Config Engine Jar Storage Mode

Please note that this feature is currently in an experimental stage, and there are many areas that still need improvement. Therefore, we recommend exercising caution when using this feature to avoid potential issues and unnecessary risks. We are committed to ongoing efforts to enhance and stabilize this functionality, ensuring a better experience for you.

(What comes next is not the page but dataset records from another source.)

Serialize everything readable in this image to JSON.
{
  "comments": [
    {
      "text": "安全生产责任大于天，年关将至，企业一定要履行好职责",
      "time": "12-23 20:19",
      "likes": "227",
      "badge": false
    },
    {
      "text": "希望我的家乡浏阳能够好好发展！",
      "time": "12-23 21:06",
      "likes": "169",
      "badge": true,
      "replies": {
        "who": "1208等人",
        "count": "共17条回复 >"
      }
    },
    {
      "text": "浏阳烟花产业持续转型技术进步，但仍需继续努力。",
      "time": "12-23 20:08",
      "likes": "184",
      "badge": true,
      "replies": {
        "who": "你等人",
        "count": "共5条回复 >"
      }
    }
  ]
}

We can enable the optimization job submission process, which is configured in the seatunel.yaml. After enabling the optimization of the Seatunnel job submission process configuration item, users can use the Seatunnel Zeta engine as the execution engine without placing the connector Jar packages required for task execution or the third-party Jar packages that the connector relies on in each engine connector directory. Users only need to place all the Jar packages for task execution on the client that submits the job, and the client will automatically upload the Jars required for task execution to the Zeta engine. It is necessary to enable this configuration item when submitting jobs in Docker or k8s mode, which can fundamentally solve the problem of large container /image_en caused by the heavy weight of the Seatunnel Zeta engine. In the image, only the core framework package of the Zeta engine needs to be provided, and then the jar package of the connector and the third-party jar package that the connector relies on can be separately uploaded to the pod for distribution.

After enabling the optimization job submission process configuration item, you do not need to place the following two types of Jar packages in the Zeta engine:

  • COMMON_PLUGIN_JARS
  • CONNECTOR_PLUGIN_JARS

COMMON PLUGIN JARS refers to the third-party Jar package that the connector relies on, CONNECTOR PLUGIN JARS refers to the connector Jar package. When common jars do not exist in Zeta’s lib, it can upload the local common jars of the client to the lib directory of all engine nodes. This way, even if the user does not place a jar on all nodes in Zeta’s lib, the task can still be executed normally. However, we do not recommend relying on the configuration item of opening the optimization job submission process to upload the third-party Jar package that the connector relies on. If you use Zeta Engine, please add the third-party jar package files that the connector relies on to $SEATUNNEL_HOME/lib/ directory on each node, such as jdbc drivers.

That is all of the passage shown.